Consider Alternatives When

  • Standard workloads: GPT-5.4 for most tasks without the pro tier's premium
  • Cost-sensitive applications: GPT-5.4 mini or nano for high-volume production
  • Specialized reasoning: O3-pro for pure mathematical and scientific chain-of-thought
  • Speed-critical responses: GPT-5.4 mini or nano for lower-latency workloads

Conclusion

GPT 5.4 Pro provides the highest tier of GPT-5.4 family capability, available through AI Gateway. For the most complex tasks where quality and reliability are the primary metrics, it represents the highest tier in the GPT-5.4 family.

Frequently Asked Questions

  • How does GPT 5.4 Pro differ from standard GPT-5.4?

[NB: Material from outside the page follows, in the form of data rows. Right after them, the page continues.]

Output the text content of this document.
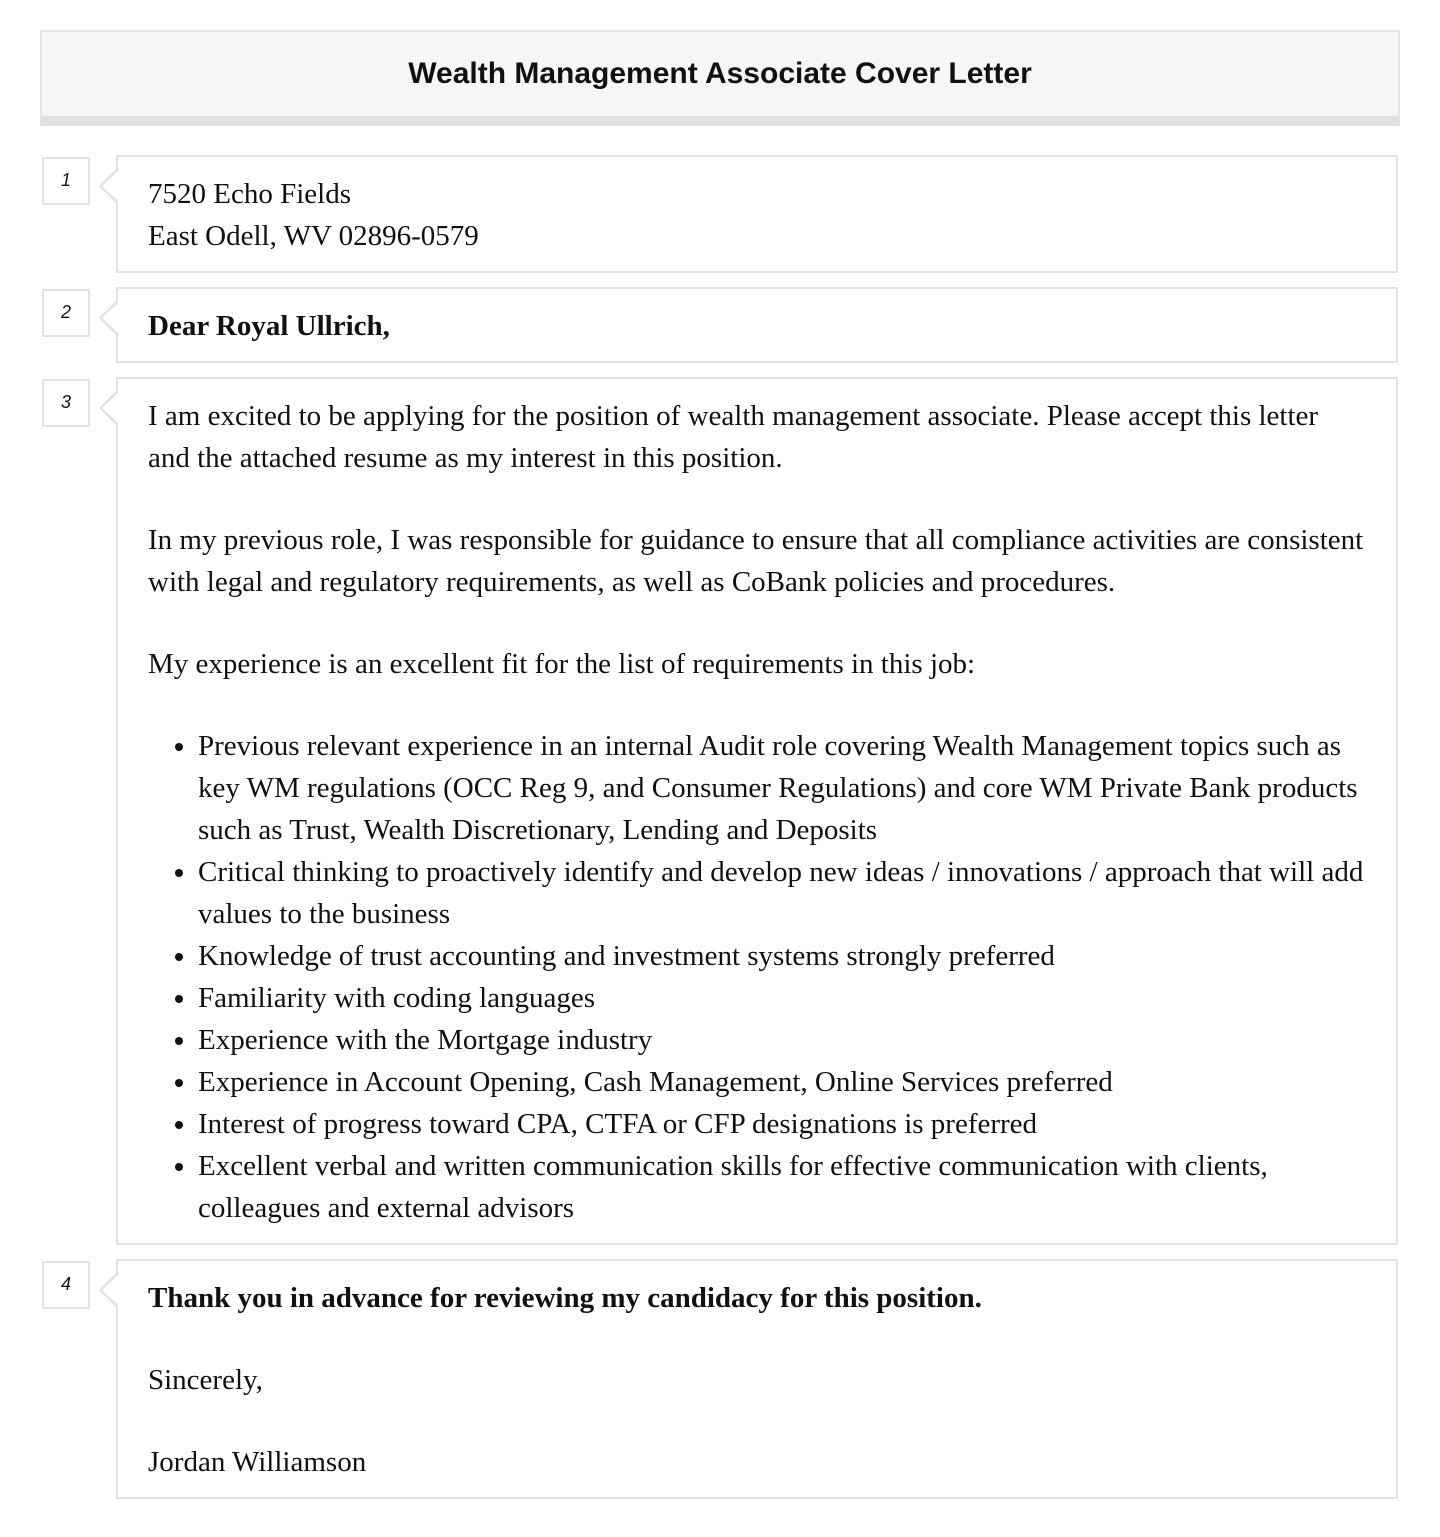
Wealth Management Associate Cover Letter
1	7520 Echo Fields
East Odell, WV 02896-0579
2	Dear Royal Ullrich,
3	I am excited to be applying for the position of wealth management associate. Please accept this letter and the attached resume as my interest in this position.

In my previous role, I was responsible for guidance to ensure that all compliance activities are consistent with legal and regulatory requirements, as well as CoBank policies and procedures.

My experience is an excellent fit for the list of requirements in this job:

• Previous relevant experience in an internal Audit role covering Wealth Management topics such as key WM regulations (OCC Reg 9, and Consumer Regulations) and core WM Private Bank products such as Trust, Wealth Discretionary, Lending and Deposits
• Critical thinking to proactively identify and develop new ideas / innovations / approach that will add values to the business
• Knowledge of trust accounting and investment systems strongly preferred
• Familiarity with coding languages
• Experience with the Mortgage industry
• Experience in Account Opening, Cash Management, Online Services preferred
• Interest of progress toward CPA, CTFA or CFP designations is preferred
• Excellent verbal and written communication skills for effective communication with clients, colleagues and external advisors
4	Thank you in advance for reviewing my candidacy for this position.

Sincerely,

Jordan Williamson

    It applies more compute per request, producing deeper reasoning and higher-quality output on hard problems. On simpler tasks the difference may be minimal.

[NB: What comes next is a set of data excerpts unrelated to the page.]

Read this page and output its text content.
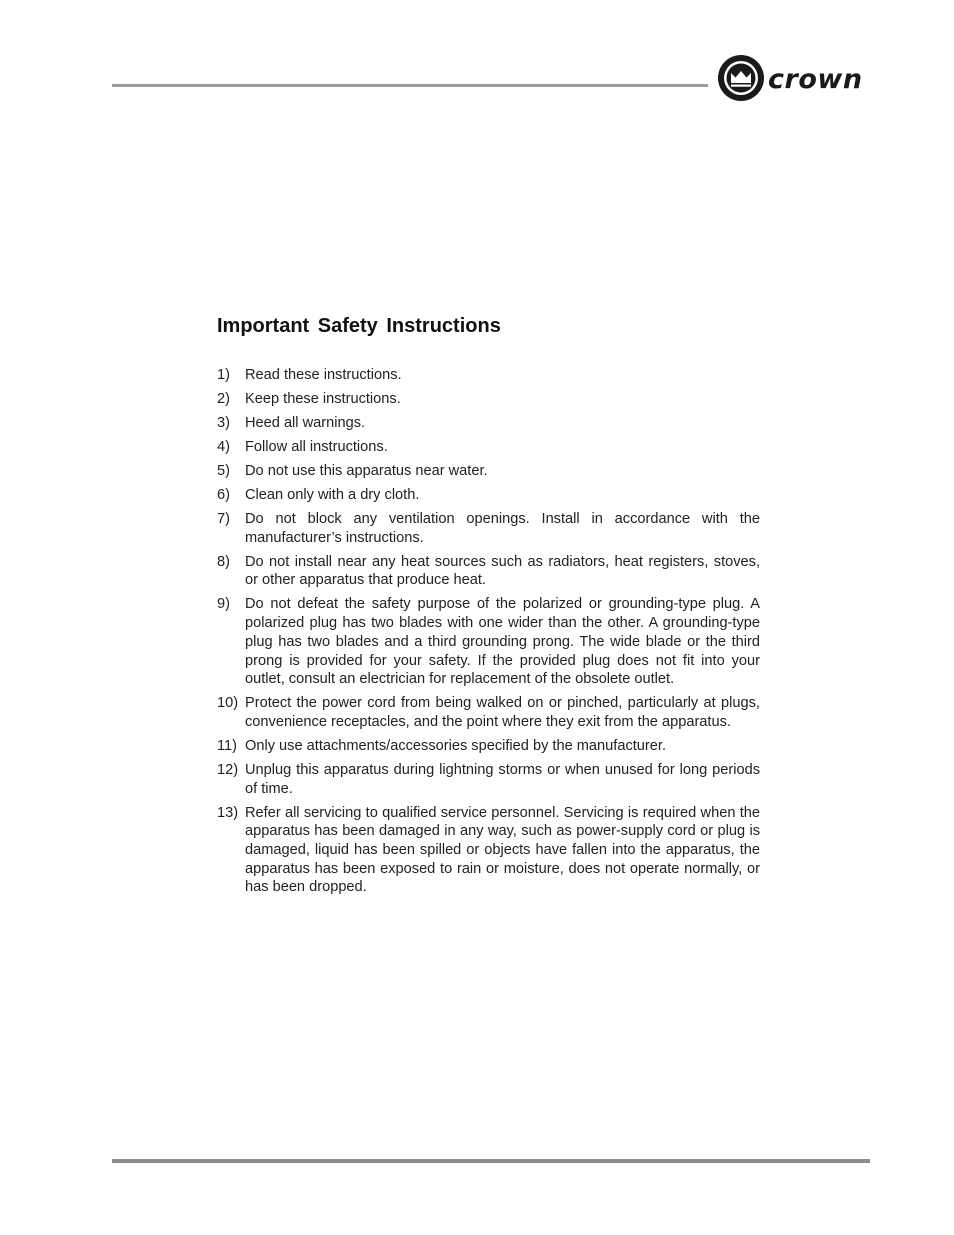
crown
Important Safety Instructions
1)	Read these instructions.
2)	Keep these instructions.
3)	Heed all warnings.
4)	Follow all instructions.
5)	Do not use this apparatus near water.
6)	Clean only with a dry cloth.
7)	Do not block any ventilation openings. Install in accordance with the manufacturer’s instructions.
8)	Do not install near any heat sources such as radiators, heat registers, stoves, or other apparatus that produce heat.
9)	Do not defeat the safety purpose of the polarized or grounding-type plug. A polarized plug has two blades with one wider than the other. A grounding-type plug has two blades and a third grounding prong. The wide blade or the third prong is provided for your safety. If the provided plug does not fit into your outlet, consult an electrician for replacement of the obsolete outlet.
10) Protect the power cord from being walked on or pinched, particularly at plugs, convenience receptacles, and the point where they exit from the apparatus.
11) Only use attachments/accessories specified by the manufacturer.
12) Unplug this apparatus during lightning storms or when unused for long periods of time.
13) Refer all servicing to qualified service personnel. Servicing is required when the apparatus has been damaged in any way, such as power-supply cord or plug is damaged, liquid has been spilled or objects have fallen into the apparatus, the apparatus has been exposed to rain or moisture, does not operate normally, or has been dropped.
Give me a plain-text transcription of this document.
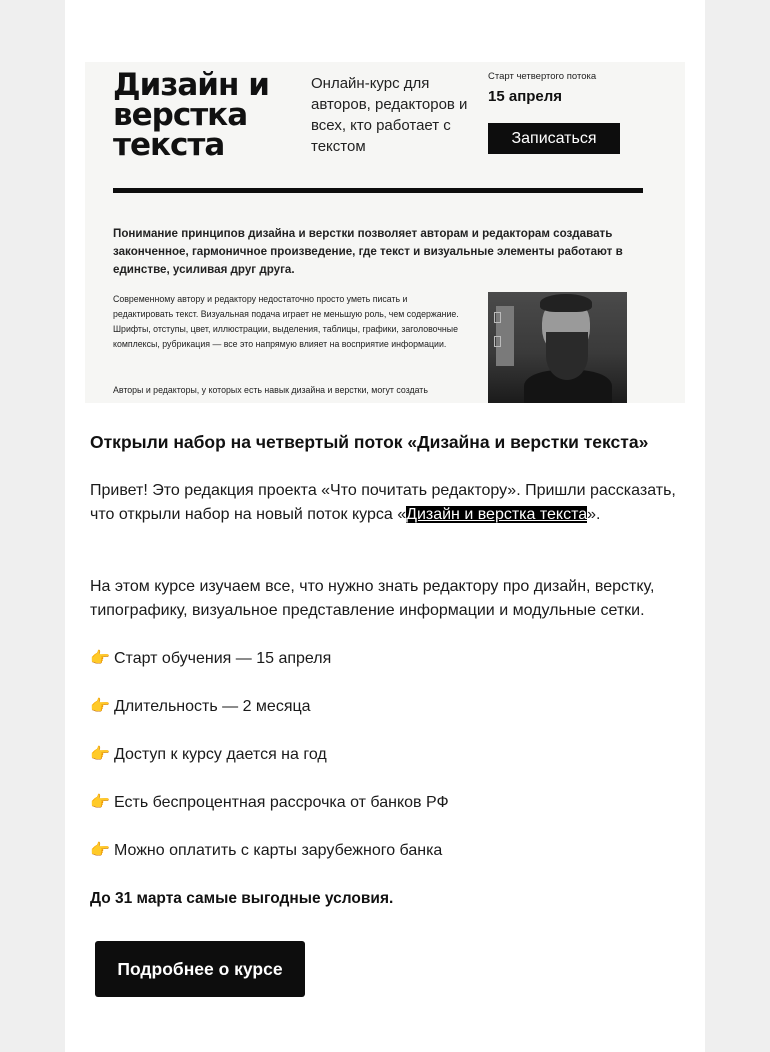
Дизайн и верстка текста
Онлайн-курс для авторов, редакторов и всех, кто работает с текстом
Старт четвертого потока
15 апреля
Записаться
Понимание принципов дизайна и верстки позволяет авторам и редакторам создавать законченное, гармоничное произведение, где текст и визуальные элементы работают в единстве, усиливая друг друга.
Современному автору и редактору недостаточно просто уметь писать и редактировать текст. Визуальная подача играет не меньшую роль, чем содержание. Шрифты, отступы, цвет, иллюстрации, выделения, таблицы, графики, заголовочные комплексы, рубрикация — все это напрямую влияет на восприятие информации.
Авторы и редакторы, у которых есть навык дизайна и верстки, могут создать
Открыли набор на четвертый поток «Дизайна и верстки текста»
Привет! Это редакция проекта «Что почитать редактору». Пришли рассказать, что открыли набор на новый поток курса «Дизайн и верстка текста».
На этом курсе изучаем все, что нужно знать редактору про дизайн, верстку, типографику, визуальное представление информации и модульные сетки.
👉 Старт обучения — 15 апреля
👉 Длительность — 2 месяца
👉 Доступ к курсу дается на год
👉 Есть беспроцентная рассрочка от банков РФ
👉 Можно оплатить с карты зарубежного банка
До 31 марта самые выгодные условия.
Подробнее о курсе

  • When is the pro tier justified?

    For high-stakes analysis, complex multi-step agentic workflows, expert-level content, and tasks where the quality difference over standard GPT-5.4 directly impacts outcomes.

  • What context window does GPT 5.4 Pro support?

    1.1M tokens, matching the GPT-5.4 family.

  • Is GPT 5.4 Pro slower than standard GPT-5.4?

    It may take longer per request due to the additional compute. For latency-sensitive applications, route only specific high-value queries to the pro tier.

  • Does GPT 5.4 Pro share the same agentic improvements as GPT-5.4?

    Yes. It includes all of GPT-5.4's agentic and reasoning advances, plus extended compute for maximum performance on the hardest problems.

  • How does AI Gateway handle authentication for GPT 5.4 Pro?

    AI Gateway accepts a single API key or OIDC token for all requests. You don't embed OpenAI credentials in your application; AI Gateway routes and authenticates on your behalf.

  • What are typical latency characteristics?

    This page shows live throughput and time-to-first-token metrics measured across real AI Gateway traffic.